A suspected ADF rebel attack has killed three civilians in the Democratic Republic of Congo, local officials said Saturday, in the latest atrocity blamed on the grouping the Islamic State group calls its affiliate.
The killings come amid an unprecedented offensive by Congolese and Ugandan troops against the Allied Democratic Forces (ADF), the deadliest militia in eastern DRC.
The three civilians were killed on Friday evening on a major road as “a group of ADF (fighters) passed” in the Beni territory in North Kivu province, local civil society leader Patrick Musubao told AFP.
Six others were also injured by a bomb blast at the entrance to a large market in Beni, not far from police installations, mayor Narcisse Muteba Kashale told AFP.

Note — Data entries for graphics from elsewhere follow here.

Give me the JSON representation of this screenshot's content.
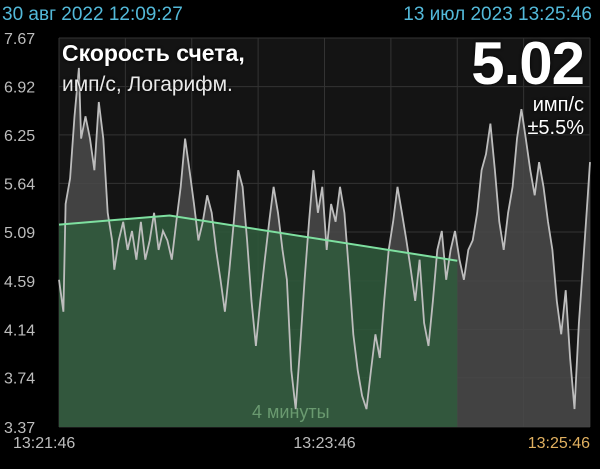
{
  "header": {
    "start_datetime": "30 авг 2022 12:09:27",
    "end_datetime": "13 июл 2023 13:25:46"
  },
  "overlay": {
    "title": "Скорость счета,",
    "subtitle": "имп/с, Логарифм.",
    "current_value": "5.02",
    "unit": "имп/с",
    "error": "±5.5%",
    "duration": "4 минуты"
  },
  "colors": {
    "header_text": "#53b9d9",
    "series_line": "#bdbdbd",
    "series_fill": "#4a4a4a",
    "average_line": "#7ee0a0",
    "average_fill": "#2f5a3c",
    "end_time_label": "#e0b060",
    "tick_label": "#bdbdbd"
  },
  "chart_data": {
    "type": "line",
    "title": "Скорость счета,",
    "ylabel": "имп/с, Логарифм.",
    "y_scale": "log",
    "ylim": [
      3.37,
      7.67
    ],
    "y_ticks": [
      "7.67",
      "6.92",
      "6.25",
      "5.64",
      "5.09",
      "4.59",
      "4.14",
      "3.74",
      "3.37"
    ],
    "x_ticks": [
      "13:21:46",
      "13:23:46",
      "13:25:46"
    ],
    "x_range_seconds": [
      0,
      240
    ],
    "grid": true,
    "series": [
      {
        "values": [
          [
            0,
            4.6
          ],
          [
            2,
            4.3
          ],
          [
            3,
            5.4
          ],
          [
            5,
            5.7
          ],
          [
            7,
            6.5
          ],
          [
            9,
            7.2
          ],
          [
            10,
            6.2
          ],
          [
            12,
            6.5
          ],
          [
            14,
            6.2
          ],
          [
            16,
            5.8
          ],
          [
            18,
            6.7
          ],
          [
            20,
            6.2
          ],
          [
            22,
            5.3
          ],
          [
            24,
            5.0
          ],
          [
            25,
            4.7
          ],
          [
            27,
            5.0
          ],
          [
            29,
            5.2
          ],
          [
            31,
            4.9
          ],
          [
            33,
            5.1
          ],
          [
            35,
            4.8
          ],
          [
            37,
            5.2
          ],
          [
            39,
            4.8
          ],
          [
            41,
            5.0
          ],
          [
            43,
            5.3
          ],
          [
            45,
            4.9
          ],
          [
            47,
            5.1
          ],
          [
            49,
            5.0
          ],
          [
            51,
            4.8
          ],
          [
            53,
            5.2
          ],
          [
            55,
            5.6
          ],
          [
            57,
            6.2
          ],
          [
            59,
            5.8
          ],
          [
            61,
            5.4
          ],
          [
            63,
            5.0
          ],
          [
            65,
            5.2
          ],
          [
            67,
            5.5
          ],
          [
            69,
            5.3
          ],
          [
            71,
            4.9
          ],
          [
            73,
            4.6
          ],
          [
            75,
            4.3
          ],
          [
            77,
            4.7
          ],
          [
            79,
            5.2
          ],
          [
            81,
            5.8
          ],
          [
            83,
            5.6
          ],
          [
            85,
            5.0
          ],
          [
            87,
            4.4
          ],
          [
            89,
            4.0
          ],
          [
            91,
            4.4
          ],
          [
            93,
            4.8
          ],
          [
            95,
            5.2
          ],
          [
            97,
            5.6
          ],
          [
            99,
            5.3
          ],
          [
            101,
            4.9
          ],
          [
            103,
            4.6
          ],
          [
            105,
            3.8
          ],
          [
            107,
            3.5
          ],
          [
            109,
            4.0
          ],
          [
            111,
            4.6
          ],
          [
            113,
            5.2
          ],
          [
            115,
            5.8
          ],
          [
            117,
            5.3
          ],
          [
            119,
            5.6
          ],
          [
            121,
            4.9
          ],
          [
            123,
            5.4
          ],
          [
            125,
            5.2
          ],
          [
            127,
            5.6
          ],
          [
            129,
            5.3
          ],
          [
            131,
            4.7
          ],
          [
            133,
            4.1
          ],
          [
            135,
            3.8
          ],
          [
            137,
            3.6
          ],
          [
            139,
            3.5
          ],
          [
            141,
            3.8
          ],
          [
            143,
            4.1
          ],
          [
            145,
            3.9
          ],
          [
            147,
            4.4
          ],
          [
            149,
            4.9
          ],
          [
            151,
            5.2
          ],
          [
            153,
            5.6
          ],
          [
            155,
            5.3
          ],
          [
            157,
            5.0
          ],
          [
            159,
            4.7
          ],
          [
            161,
            4.4
          ],
          [
            163,
            4.8
          ],
          [
            165,
            4.2
          ],
          [
            167,
            4.0
          ],
          [
            169,
            4.4
          ],
          [
            171,
            4.9
          ],
          [
            173,
            5.1
          ],
          [
            175,
            4.6
          ],
          [
            177,
            4.9
          ],
          [
            179,
            5.1
          ],
          [
            181,
            4.8
          ],
          [
            183,
            4.6
          ],
          [
            185,
            4.9
          ],
          [
            187,
            5.0
          ],
          [
            189,
            5.3
          ],
          [
            191,
            5.8
          ],
          [
            193,
            6.0
          ],
          [
            195,
            6.4
          ],
          [
            197,
            5.8
          ],
          [
            199,
            5.2
          ],
          [
            201,
            4.9
          ],
          [
            203,
            5.3
          ],
          [
            205,
            5.6
          ],
          [
            207,
            6.2
          ],
          [
            209,
            6.6
          ],
          [
            211,
            6.2
          ],
          [
            213,
            5.8
          ],
          [
            215,
            5.5
          ],
          [
            217,
            5.9
          ],
          [
            219,
            5.6
          ],
          [
            221,
            5.2
          ],
          [
            223,
            4.9
          ],
          [
            225,
            4.4
          ],
          [
            227,
            4.1
          ],
          [
            229,
            4.5
          ],
          [
            231,
            3.9
          ],
          [
            233,
            3.5
          ],
          [
            235,
            4.2
          ],
          [
            237,
            4.8
          ],
          [
            239,
            5.5
          ],
          [
            240,
            5.9
          ]
        ]
      },
      {
        "values": [
          [
            0,
            5.17
          ],
          [
            50,
            5.27
          ],
          [
            180,
            4.79
          ]
        ]
      }
    ]
  }
}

The ADF has been blamed for thousands of deaths in eastern DRC, as well as a spate of recent bomb attacks in the Ugandan capital Kampala.
Late last year, Ugandan and Congolese troops launched an unprecedented offensive against the ADF but two months later, the operation’s effectiveness remains unclear.
Kinshasa says the joint mission against the ADF is succeeding, even going so far as to say the rebels are “at bay”.
But deadly attacks are continuing, both on civilians and security forces.
The ADF was historically a Ugandan rebel coalition whose biggest group comprised Muslims opposed to Ugandan President Yoweri Museveni.
But it established itself in eastern DRC in 1995, becoming the deadliest of scores of outlawed forces in the troubled region.
The Islamic State group presents the ADF as its regional branch — the Islamic State Central Africa Province, or ISCAP.
In March last year, the United States placed the ADF on its list of “terrorist groups” affiliated with IS jihadists.